The Swallowtail Shawl is completed! I used two colors of Kaalund Enchante 100% silk laceweight, Silky Oak and Nectarine. Kaalund is an Australian brand, and I purchased it from Greenwich Yarn in San Francisco.
The shawl begins at the top center and is worked outward. The main body is in a Budding Lace pattern, followed by two tiers of the Lily of the Valley border and is finished with a Peaked Edging.
I'd have to say that this is a fast knit compared to other lace shawls I have made. It took less than a month to complete, and I was working on other projects as well, so I didn't work on it every day.
My best decision was made before I began.

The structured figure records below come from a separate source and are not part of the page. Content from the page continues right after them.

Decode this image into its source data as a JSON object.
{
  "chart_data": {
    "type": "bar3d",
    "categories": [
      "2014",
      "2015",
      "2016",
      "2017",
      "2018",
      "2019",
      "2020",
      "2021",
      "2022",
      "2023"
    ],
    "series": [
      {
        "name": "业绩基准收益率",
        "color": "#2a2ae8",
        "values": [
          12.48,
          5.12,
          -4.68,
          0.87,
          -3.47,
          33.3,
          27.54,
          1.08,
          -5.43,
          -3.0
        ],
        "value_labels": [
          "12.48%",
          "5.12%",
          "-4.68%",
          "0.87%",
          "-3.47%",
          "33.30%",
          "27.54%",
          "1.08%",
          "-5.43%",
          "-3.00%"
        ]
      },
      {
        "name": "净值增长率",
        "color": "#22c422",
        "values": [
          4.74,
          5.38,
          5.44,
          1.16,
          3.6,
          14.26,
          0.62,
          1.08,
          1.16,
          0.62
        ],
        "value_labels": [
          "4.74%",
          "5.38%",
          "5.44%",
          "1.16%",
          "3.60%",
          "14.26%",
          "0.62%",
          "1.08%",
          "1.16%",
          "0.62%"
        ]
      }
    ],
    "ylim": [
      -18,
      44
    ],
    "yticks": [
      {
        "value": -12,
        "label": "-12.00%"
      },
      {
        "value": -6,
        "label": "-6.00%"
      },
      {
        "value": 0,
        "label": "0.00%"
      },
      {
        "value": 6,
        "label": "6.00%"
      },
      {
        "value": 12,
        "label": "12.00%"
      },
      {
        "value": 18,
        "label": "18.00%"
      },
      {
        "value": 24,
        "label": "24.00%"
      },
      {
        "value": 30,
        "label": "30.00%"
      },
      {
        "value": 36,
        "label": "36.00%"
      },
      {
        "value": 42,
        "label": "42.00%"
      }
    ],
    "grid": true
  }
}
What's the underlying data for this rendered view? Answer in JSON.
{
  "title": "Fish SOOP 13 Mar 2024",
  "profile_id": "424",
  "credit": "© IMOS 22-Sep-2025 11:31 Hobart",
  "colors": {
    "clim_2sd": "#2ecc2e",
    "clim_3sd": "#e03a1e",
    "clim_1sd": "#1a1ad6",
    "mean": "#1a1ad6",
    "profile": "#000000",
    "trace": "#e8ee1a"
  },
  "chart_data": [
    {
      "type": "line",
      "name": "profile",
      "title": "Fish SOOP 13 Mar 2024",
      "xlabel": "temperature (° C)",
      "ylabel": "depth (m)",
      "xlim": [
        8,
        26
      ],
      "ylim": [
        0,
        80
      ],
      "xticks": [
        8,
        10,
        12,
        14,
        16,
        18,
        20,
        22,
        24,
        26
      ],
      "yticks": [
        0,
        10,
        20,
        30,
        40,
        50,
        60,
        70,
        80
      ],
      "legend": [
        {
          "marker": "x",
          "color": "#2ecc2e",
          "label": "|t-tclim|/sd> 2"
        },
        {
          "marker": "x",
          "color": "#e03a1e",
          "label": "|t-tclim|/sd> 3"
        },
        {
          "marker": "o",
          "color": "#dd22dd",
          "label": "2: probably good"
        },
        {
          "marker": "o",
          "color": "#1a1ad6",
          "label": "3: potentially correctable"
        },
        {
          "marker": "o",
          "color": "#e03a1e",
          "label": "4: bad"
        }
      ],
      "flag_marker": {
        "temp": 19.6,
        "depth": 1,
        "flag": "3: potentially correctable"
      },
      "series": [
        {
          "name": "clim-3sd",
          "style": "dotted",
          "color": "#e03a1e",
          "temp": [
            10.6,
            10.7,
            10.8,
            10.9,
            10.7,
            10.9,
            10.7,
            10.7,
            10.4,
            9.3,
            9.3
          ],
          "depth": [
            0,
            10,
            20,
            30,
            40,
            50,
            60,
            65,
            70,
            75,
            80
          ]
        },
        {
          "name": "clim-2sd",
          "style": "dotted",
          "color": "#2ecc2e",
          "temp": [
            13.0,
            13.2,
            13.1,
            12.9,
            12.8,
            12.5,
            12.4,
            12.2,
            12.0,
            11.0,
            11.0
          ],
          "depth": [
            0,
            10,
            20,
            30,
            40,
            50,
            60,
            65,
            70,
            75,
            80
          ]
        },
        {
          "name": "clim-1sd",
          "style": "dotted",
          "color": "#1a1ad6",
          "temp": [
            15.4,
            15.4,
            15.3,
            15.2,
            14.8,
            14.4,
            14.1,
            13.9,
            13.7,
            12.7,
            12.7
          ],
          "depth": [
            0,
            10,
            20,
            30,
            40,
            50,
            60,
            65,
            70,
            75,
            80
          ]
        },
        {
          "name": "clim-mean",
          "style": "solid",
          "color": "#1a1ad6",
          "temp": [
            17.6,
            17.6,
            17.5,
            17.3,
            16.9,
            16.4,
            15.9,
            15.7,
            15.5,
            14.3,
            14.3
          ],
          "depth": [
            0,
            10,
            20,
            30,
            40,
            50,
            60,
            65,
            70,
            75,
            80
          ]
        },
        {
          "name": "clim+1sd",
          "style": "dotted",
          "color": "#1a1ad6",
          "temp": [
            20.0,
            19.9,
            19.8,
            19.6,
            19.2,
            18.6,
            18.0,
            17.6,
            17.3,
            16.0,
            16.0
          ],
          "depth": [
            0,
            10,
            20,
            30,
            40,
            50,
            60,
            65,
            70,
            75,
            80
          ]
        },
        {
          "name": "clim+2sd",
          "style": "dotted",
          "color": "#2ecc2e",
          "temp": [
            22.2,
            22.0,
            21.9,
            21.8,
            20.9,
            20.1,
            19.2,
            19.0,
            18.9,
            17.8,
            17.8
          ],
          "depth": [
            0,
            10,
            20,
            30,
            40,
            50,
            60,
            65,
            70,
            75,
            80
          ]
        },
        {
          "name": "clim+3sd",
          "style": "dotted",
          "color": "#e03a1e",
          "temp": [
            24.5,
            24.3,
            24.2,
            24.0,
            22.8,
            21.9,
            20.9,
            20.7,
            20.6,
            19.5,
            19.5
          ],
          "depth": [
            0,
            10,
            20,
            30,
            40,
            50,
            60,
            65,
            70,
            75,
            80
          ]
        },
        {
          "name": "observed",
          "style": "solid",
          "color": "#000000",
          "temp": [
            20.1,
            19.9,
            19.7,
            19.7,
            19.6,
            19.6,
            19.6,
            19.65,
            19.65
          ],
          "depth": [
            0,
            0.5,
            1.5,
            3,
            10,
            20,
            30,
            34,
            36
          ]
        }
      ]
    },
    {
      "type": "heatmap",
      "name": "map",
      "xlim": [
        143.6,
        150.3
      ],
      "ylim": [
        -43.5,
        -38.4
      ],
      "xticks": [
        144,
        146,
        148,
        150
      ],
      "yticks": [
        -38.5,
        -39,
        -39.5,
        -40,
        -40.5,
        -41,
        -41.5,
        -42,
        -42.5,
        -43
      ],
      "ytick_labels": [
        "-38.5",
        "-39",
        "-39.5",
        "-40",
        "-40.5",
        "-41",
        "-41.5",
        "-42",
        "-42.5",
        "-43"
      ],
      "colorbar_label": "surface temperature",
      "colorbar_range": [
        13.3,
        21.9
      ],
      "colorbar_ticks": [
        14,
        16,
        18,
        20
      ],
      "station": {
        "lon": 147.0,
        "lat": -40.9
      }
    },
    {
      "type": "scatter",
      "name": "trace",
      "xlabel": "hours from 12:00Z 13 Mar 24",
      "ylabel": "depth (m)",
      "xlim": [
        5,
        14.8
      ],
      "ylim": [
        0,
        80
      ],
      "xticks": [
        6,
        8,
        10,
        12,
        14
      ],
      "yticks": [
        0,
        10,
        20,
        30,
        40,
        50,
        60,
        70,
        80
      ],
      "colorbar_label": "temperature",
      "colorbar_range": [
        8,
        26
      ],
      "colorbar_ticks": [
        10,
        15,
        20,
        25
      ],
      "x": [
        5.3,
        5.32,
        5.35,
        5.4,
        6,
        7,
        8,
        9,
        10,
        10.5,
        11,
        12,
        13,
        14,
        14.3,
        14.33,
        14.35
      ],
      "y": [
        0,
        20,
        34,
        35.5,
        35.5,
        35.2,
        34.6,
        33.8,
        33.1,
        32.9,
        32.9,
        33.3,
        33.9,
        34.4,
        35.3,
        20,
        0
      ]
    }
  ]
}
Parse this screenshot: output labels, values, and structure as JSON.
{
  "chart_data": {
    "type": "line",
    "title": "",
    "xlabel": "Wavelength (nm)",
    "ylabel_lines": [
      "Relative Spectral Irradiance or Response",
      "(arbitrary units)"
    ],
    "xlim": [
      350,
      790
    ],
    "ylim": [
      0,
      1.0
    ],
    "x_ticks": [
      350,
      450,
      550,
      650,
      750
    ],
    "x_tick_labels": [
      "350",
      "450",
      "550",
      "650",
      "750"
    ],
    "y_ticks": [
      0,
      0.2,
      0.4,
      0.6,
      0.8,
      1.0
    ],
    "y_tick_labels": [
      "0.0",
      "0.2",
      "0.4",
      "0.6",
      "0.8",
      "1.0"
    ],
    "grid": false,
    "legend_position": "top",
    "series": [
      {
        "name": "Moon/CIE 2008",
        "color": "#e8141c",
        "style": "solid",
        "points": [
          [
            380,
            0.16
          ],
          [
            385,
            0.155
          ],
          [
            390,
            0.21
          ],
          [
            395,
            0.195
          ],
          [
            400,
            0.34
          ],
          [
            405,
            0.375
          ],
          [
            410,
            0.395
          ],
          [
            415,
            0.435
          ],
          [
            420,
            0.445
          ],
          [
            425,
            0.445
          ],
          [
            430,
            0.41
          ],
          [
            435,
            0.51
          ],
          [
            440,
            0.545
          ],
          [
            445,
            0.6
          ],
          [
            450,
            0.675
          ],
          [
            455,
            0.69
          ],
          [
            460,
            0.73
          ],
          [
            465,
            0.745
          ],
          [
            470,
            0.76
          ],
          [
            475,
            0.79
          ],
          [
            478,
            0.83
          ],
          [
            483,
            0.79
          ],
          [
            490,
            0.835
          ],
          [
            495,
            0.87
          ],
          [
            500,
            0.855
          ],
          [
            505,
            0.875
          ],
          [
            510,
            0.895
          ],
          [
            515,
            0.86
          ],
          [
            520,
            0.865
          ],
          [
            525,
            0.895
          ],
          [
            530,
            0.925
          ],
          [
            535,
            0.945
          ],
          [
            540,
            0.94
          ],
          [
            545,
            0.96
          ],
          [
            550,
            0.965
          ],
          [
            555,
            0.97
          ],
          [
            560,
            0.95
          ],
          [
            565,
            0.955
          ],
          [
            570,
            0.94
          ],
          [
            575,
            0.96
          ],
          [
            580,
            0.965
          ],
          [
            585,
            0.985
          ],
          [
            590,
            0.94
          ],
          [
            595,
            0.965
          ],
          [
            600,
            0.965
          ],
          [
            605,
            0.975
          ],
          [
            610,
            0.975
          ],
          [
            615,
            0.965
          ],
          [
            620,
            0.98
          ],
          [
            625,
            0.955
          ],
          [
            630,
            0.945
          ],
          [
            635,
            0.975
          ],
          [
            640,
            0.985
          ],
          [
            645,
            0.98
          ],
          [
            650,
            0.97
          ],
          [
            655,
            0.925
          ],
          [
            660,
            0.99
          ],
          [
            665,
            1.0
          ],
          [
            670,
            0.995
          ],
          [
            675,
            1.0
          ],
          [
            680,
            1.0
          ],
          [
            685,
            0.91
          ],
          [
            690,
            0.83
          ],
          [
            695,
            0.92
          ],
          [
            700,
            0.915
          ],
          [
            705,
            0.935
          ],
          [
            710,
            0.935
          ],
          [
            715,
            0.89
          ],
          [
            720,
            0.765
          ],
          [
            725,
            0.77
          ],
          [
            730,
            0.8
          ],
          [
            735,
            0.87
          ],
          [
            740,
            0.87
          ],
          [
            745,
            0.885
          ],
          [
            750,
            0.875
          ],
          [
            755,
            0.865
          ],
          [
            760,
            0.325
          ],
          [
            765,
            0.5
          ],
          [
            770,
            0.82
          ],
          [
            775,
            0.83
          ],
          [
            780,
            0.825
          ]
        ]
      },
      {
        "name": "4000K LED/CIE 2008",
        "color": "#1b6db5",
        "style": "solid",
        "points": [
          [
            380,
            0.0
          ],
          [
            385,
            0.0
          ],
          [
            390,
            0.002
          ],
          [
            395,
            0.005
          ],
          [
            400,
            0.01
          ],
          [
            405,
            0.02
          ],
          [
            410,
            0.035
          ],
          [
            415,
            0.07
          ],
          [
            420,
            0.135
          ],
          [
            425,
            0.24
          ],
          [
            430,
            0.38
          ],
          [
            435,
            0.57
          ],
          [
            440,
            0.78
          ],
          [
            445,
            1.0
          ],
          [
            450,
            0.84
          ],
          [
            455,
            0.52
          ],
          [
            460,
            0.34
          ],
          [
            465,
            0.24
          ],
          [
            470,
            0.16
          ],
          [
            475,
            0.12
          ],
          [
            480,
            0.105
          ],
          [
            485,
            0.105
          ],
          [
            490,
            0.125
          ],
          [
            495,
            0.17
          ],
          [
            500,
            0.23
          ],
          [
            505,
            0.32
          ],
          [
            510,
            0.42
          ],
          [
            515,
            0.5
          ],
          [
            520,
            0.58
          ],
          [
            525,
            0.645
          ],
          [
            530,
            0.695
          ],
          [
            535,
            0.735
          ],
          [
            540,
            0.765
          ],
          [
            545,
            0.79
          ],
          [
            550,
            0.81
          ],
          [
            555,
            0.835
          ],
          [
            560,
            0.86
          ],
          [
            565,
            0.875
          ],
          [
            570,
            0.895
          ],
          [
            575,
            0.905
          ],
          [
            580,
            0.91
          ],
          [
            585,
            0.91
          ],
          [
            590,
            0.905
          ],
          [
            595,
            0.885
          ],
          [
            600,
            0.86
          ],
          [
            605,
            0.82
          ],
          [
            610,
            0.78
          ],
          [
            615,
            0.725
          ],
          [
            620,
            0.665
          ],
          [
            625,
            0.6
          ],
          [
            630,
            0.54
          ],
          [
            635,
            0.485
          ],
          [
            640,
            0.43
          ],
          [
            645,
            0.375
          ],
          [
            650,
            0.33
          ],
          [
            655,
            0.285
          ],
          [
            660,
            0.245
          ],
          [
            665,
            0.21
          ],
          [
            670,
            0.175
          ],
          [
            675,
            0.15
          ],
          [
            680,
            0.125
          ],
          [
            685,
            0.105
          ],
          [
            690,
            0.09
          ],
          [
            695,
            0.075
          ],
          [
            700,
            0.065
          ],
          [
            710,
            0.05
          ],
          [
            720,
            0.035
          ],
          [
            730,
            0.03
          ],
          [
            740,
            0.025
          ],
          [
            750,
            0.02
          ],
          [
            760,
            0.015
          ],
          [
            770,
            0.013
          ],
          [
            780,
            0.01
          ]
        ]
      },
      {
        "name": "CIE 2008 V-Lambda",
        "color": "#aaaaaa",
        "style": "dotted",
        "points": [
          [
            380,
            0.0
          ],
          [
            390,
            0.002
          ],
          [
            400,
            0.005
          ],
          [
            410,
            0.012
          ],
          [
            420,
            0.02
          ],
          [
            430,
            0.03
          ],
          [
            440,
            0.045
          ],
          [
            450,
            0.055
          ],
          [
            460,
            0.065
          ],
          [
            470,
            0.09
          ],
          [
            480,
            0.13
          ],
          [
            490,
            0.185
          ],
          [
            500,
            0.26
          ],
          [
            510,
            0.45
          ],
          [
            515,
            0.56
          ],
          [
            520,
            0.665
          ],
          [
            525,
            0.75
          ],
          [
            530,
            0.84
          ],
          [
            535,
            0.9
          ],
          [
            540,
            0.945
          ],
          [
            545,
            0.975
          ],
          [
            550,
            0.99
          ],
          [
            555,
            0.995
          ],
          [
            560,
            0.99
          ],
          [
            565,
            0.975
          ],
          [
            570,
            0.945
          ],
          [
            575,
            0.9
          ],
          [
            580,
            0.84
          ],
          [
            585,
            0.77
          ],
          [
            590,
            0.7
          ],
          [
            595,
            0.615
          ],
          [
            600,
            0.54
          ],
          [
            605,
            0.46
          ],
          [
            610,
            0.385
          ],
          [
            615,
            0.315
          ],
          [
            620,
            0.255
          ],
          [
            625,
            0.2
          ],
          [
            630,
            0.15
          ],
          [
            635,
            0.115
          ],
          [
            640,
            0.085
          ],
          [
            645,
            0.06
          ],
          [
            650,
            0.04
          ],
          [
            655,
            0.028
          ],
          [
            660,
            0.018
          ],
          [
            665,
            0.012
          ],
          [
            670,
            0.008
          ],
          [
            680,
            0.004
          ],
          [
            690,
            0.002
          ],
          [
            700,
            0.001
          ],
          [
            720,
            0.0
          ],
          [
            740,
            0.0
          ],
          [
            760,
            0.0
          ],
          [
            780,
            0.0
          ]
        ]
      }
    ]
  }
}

I chose two colors and wanted a subtle transition from one to the other. I wanted to achieve a "sunset" effect, and I'm pleased with the outcome.
The first part in the Budding Lace pattern is all in the color Silky Oak. The color change occurs in the first tier of the Lily of the Valley border. I knitted two rows of Silky Oak and two rows of Nectarine, then two rows of Silky Oak and two rows of Nectarine again. These two dyelots have a common golden color, so the transition was as subtle as I had hoped. I also like the way the nupps in the transition section are multicolored as a result of the color changes.
I've read about the "nupps" on various blogs. The general knitter consensus seems to be: we love how they look, but we hate making them. I think the roundness of the true nupp makes a difference. True nupps are five stitches purled together (p5tog). Slip 2, purl 3 together and pass the slipped stitches over is another way of accomplishing a nupp, but the shape is slightly different and not quite as round. See my previous post to learn how I accomplished these round nupps without going crazy.
The second tier of Lily of the Valley and the Peaked Edging is worked completely in Nectarine.
Blocking was fast and easy. I threaded a 1/16" welding rod through the eyelets at the top edge and secured the rod to my blocking board, making sure the right and left corners were pinned down tightly and placing just a few pins under the rod to keep it straight and even. Then I pulled the bottom point down as far as it would go and pinned it to the board.
After that, I pulled the center point of one side out and pinned it, then switched to the other side and pinned the center point, stretching hard each time to open up the lace. I continued in this manner, pulling out a point on one side and the corresponding point on the other side, taking care to keep the points evenly spaced.
After every point was pinned, I went all the way around making minor adjustments to the pins, because as I stretched the lace, some points pulled a little too much to the left or right and I wanted them to point straight out.